2. Compress, sort and index the alignments with samtools (version 1.5). This is in /uufs/chpc.utah.edu/common/home/gompert-group2/data/timema_chumash_gbs/Alignments_mel.
sbatch SubSam2Bam.sh
which runs Sam2BamFork.pl
#!/usr/bin/perl
#
# conver sam to bam, then sort and index
#
use Parallel::ForkManager;
my $max = 36;
my $pm = Parallel::ForkManager->new($max);
FILES:
foreach $sam (@ARGV){
$pm->start and next FILES; ## fork
$sam =~ m/^([A-Za-z0-9_\-]+\.)sam/ or die "failed to match $fq\n";
$base = $1;
system "samtools view -b -O BAM -o $base"."bam $sam\n";
system "samtools sort -O BAM -o $base"."sorted.bam $base"."bam\n";
system "samtools index -b $base"."sorted.bam\n";
$pm->finish;
}
$pm->wait_all_children;
3. Variant calling with samtools 1.5 and bcftools 1.6. This is in the Alignments_mel subdirectory. Run SamVarCallTchum.sh. This calls variants for samples in bamfiles.

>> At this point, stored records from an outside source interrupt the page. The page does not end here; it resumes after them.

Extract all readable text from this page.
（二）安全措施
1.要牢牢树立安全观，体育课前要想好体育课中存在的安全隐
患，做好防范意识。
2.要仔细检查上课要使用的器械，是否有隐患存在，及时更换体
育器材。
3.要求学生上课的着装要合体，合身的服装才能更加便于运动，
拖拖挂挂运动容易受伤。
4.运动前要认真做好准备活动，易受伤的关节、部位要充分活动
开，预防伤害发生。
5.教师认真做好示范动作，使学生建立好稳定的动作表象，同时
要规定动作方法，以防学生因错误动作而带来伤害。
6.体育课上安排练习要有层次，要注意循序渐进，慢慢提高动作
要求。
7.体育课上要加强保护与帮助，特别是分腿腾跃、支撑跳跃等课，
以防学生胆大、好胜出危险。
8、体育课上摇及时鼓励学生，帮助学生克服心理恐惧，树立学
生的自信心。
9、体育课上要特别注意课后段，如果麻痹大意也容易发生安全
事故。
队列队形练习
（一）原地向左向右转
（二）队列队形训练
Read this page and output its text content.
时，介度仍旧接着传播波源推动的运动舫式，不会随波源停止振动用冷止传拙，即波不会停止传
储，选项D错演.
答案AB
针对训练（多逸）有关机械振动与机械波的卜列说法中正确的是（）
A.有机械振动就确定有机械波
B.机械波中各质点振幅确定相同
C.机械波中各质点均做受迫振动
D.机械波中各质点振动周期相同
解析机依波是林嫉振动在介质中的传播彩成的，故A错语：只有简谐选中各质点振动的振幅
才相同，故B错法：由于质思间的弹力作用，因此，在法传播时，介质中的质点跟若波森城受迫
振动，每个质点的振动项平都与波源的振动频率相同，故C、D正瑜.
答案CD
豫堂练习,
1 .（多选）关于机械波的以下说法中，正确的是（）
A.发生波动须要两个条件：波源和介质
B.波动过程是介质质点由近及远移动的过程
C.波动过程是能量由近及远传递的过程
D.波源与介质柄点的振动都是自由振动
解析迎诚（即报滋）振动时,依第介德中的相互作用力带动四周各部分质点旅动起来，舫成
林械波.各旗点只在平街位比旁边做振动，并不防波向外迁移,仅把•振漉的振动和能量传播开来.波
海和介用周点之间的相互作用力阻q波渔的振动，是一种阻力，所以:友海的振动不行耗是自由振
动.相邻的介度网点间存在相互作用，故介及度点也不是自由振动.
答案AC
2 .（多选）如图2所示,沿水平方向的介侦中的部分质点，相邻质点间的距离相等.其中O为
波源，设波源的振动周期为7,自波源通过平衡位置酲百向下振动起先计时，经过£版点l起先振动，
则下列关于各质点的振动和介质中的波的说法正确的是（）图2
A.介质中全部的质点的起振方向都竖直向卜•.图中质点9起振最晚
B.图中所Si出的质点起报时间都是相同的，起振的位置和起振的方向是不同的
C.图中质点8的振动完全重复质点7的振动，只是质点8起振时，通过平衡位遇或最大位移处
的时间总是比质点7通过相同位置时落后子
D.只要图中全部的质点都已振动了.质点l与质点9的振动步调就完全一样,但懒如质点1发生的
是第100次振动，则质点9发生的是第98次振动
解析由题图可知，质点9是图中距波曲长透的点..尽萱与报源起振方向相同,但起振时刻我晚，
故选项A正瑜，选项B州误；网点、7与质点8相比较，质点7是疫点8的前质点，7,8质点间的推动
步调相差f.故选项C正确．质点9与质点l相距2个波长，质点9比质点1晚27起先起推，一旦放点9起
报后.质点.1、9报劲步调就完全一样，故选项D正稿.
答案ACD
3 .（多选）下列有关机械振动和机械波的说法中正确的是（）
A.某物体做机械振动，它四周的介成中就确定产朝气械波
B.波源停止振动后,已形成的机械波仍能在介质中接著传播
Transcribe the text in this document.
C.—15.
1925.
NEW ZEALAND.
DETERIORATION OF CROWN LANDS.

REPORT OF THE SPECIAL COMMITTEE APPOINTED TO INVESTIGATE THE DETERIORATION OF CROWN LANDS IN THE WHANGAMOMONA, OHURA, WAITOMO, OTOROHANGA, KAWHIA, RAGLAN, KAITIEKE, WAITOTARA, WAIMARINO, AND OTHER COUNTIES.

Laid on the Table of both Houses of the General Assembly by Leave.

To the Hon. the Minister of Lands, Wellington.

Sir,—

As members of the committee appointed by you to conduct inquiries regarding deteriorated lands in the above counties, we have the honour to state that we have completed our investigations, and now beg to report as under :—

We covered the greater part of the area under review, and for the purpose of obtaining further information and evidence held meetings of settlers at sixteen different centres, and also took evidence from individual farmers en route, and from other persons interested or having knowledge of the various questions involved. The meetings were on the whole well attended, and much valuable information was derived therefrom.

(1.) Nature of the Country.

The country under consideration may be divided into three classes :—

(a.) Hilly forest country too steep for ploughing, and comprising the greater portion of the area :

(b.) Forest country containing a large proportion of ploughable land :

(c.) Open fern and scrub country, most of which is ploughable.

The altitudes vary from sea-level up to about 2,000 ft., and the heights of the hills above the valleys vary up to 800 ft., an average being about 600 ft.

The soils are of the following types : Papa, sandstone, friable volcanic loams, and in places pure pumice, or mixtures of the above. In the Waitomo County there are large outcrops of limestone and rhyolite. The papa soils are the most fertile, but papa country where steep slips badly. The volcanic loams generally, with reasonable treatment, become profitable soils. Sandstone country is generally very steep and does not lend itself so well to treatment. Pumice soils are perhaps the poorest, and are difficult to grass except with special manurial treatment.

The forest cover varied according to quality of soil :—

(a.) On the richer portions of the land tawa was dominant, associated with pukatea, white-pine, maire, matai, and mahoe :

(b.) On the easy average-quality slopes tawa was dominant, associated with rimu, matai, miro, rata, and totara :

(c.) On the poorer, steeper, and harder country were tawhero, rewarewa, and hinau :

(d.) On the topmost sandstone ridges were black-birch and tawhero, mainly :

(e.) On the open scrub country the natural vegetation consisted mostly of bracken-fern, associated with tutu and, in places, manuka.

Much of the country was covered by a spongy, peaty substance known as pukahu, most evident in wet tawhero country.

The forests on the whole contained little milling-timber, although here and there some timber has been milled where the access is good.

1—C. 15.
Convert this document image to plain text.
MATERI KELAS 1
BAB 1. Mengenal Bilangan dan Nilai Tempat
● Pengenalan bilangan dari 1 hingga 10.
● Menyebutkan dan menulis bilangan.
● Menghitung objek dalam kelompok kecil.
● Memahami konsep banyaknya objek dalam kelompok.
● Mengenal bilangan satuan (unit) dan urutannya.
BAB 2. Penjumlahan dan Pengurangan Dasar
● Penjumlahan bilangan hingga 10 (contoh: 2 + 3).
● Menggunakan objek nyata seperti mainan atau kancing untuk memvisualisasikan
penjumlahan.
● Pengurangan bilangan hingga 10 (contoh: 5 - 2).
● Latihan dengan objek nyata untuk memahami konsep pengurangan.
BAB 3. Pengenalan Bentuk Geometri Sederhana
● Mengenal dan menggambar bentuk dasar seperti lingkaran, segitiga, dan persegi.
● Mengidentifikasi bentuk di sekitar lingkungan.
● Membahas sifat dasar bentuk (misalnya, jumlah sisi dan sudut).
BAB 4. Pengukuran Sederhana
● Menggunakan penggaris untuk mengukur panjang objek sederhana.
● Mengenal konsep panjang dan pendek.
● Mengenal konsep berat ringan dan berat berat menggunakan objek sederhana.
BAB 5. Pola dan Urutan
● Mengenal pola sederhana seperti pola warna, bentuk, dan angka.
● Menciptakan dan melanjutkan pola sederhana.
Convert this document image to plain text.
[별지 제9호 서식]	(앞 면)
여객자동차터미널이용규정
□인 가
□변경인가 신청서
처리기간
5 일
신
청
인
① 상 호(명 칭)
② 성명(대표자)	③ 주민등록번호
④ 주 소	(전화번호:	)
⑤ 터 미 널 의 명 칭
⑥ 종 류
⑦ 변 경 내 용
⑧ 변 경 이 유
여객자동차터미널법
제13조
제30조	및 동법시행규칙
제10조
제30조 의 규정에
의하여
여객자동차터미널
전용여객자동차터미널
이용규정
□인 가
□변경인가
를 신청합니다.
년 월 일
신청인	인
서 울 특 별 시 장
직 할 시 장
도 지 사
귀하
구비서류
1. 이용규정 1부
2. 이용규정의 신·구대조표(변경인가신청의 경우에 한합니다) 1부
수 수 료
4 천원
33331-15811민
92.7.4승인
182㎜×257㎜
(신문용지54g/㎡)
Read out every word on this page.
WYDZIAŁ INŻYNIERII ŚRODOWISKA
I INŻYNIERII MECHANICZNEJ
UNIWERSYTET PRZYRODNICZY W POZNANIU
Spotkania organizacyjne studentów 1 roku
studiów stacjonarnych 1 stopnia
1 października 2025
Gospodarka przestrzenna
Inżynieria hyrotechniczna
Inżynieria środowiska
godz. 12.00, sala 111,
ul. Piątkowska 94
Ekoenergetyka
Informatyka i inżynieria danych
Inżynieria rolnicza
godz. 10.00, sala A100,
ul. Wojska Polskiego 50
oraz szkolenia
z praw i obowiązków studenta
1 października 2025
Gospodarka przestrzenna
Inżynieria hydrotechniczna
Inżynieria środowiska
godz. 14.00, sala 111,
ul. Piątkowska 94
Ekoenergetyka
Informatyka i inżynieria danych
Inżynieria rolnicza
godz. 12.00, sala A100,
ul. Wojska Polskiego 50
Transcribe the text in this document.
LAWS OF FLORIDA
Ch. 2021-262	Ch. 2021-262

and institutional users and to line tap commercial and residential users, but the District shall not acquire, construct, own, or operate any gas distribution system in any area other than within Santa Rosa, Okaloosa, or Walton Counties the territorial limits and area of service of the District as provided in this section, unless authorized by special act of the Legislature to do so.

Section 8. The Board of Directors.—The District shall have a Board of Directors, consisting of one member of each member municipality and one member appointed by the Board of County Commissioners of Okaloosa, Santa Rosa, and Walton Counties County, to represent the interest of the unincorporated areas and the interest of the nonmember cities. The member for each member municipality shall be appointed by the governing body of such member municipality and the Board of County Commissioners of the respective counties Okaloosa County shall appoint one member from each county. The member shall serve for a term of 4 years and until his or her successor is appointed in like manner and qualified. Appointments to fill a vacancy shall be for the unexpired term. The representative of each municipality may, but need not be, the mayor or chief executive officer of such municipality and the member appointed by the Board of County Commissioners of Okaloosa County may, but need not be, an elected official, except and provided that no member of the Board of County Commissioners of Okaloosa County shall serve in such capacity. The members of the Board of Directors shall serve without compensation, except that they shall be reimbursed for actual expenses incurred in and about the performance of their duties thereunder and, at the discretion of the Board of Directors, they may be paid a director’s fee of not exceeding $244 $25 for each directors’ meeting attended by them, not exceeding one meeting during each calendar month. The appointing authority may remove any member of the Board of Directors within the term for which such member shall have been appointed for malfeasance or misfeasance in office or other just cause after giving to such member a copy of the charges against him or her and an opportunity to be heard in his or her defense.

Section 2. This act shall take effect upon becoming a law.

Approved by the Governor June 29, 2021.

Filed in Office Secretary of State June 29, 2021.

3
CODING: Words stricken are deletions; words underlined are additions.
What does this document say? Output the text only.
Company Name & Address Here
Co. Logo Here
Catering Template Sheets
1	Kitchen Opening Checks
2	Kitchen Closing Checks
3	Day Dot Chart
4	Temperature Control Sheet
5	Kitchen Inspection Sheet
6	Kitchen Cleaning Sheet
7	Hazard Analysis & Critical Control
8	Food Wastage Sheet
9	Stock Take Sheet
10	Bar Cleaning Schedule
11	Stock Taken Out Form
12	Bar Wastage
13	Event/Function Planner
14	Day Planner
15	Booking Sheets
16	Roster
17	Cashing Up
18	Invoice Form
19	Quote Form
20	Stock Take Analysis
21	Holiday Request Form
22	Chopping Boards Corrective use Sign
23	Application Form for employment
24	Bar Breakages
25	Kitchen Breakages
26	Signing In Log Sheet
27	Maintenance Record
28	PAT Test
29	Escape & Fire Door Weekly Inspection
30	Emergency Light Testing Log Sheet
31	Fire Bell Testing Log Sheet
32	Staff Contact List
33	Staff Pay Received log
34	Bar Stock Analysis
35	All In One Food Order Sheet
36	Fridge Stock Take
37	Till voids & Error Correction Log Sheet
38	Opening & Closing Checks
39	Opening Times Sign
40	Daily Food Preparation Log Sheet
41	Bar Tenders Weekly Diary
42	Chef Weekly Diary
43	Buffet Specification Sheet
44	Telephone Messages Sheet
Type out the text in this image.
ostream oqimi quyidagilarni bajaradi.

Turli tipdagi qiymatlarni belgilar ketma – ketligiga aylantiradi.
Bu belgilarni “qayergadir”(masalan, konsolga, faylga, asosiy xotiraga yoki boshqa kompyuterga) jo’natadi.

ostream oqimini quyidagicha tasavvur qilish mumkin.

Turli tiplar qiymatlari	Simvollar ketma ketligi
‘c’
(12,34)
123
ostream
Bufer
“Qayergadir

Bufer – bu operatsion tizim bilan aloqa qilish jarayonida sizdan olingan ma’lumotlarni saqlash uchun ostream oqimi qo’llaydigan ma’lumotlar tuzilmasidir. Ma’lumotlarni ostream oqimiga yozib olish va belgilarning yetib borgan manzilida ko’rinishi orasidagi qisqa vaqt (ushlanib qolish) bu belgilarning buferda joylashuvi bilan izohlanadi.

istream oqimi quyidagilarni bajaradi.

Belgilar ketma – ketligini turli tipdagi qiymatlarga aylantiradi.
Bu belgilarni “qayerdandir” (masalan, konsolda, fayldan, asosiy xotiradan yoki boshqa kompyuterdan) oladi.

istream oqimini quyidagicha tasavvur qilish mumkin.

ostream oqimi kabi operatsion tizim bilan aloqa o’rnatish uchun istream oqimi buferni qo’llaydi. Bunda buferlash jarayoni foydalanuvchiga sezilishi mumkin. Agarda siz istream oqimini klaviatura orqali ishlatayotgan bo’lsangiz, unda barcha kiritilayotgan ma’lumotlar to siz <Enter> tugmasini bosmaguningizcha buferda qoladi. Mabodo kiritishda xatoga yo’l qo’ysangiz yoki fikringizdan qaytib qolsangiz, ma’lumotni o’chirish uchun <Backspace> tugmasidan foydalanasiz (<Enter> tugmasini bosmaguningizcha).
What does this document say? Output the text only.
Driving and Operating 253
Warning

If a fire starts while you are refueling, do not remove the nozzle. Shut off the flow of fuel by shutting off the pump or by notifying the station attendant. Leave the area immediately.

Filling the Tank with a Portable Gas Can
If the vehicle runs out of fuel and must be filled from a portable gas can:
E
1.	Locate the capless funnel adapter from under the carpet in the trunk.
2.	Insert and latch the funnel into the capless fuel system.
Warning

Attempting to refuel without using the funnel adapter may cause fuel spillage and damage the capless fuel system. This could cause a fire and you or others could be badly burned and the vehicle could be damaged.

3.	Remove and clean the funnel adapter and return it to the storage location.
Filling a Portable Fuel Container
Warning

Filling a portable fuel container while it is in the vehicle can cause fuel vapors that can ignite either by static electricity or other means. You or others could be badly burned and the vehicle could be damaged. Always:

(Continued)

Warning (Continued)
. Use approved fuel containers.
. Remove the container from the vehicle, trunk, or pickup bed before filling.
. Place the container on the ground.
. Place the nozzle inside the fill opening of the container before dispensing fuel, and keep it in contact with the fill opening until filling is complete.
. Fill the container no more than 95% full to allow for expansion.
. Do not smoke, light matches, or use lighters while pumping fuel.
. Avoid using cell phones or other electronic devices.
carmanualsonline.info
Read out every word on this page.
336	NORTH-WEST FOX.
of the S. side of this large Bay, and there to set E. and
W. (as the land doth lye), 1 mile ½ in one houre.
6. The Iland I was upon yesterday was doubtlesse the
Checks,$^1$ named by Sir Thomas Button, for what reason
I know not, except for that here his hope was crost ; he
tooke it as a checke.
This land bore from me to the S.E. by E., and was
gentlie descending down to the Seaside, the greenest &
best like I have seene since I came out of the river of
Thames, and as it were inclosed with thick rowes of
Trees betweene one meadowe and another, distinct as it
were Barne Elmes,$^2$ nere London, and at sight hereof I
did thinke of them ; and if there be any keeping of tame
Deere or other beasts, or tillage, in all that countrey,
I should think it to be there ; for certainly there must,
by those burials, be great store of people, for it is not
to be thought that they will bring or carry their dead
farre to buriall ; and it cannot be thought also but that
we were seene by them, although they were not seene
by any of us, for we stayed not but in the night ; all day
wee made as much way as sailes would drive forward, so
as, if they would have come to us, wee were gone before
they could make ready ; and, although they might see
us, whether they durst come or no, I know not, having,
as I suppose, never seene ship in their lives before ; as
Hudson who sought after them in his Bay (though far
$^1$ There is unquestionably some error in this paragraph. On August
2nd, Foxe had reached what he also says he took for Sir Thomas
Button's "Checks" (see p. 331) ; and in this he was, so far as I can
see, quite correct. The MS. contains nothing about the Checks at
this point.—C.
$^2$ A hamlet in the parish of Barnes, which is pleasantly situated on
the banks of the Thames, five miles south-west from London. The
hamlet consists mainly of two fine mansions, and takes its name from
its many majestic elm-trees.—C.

Note I dropped one individual where the same ID had been assigned to two barcodes.
#!/bin/sh
#SBATCH --time=240:00:00
#SBATCH --nodes=1
#SBATCH --ntasks=24
#SBATCH --account=gompert-kp
#SBATCH --partition=gompert-kp
#SBATCH --job-name=sam_varcall
#SBATCH --mail-type=FAIL
#SBATCH --mail-user=zach.gompert@usu.edu
#SAMTOOLs mpileup version 1.5 options used:
#C = adjust mapping quality; recommended:50, disable:0 [0]
#d = max per-file depth; avoids excessive memory usage [250]
#f = faidx indexed reference sequence file
#q = skip alignments with mapQ smaller than INT [0]
#Q = skip bases with baseQ/BAQ smaller than INT [13]
#g = generate genotype likelihoods in BCF format
#t = --output-tags LIST optional tags to output:DP,AD,ADF,ADR,SP,INFO/AD,INFO/ADF,INFO/ADR []
#BCFTOOLs call version 1.6 options used
#v = output variant sites only
#c/m = he original calling method (conflicts with -m) or alternative model for multiallelic and rare-variant calling (conflicts with -c)
#p = variant if P(ref|D)<FLOAT with -c [0.5]
#P = --prior <float-o mutation rate (use bigger for greater sensitivity), use with -m [1.1e-3]
#O = output type: 'b' compressed BCF; 'u' uncompressed BCF; 'z' compressed VCF; 'v' (here it is 'v')
#o = write output to a file [standard output]
module load samtools
module load bcftools
cd /uufs/chpc.utah.edu/common/home/gompert-group2/data/timema_chumash_gbs/Alignments_mel
samtools mpileup -C 50 -d 250 -f /uufs/chpc.utah.edu/common/home/u6000989/data/timema/tcrDovetail/version3/mod_map_timema_06Jun2016_RvNkF702.fasta -q 20 -Q 20 -g -I -t DP,AD -u -b bamfiles -o tchum_mel_gbs_2019.bcf
bcftools call -v -c -p 0.01 -P 0.001 -O v -o tchum_mel_gbs_2019.vcf tchum_mel_gbs_2019.bcf
The resulting variant files are in the Variants_mel subdirectory.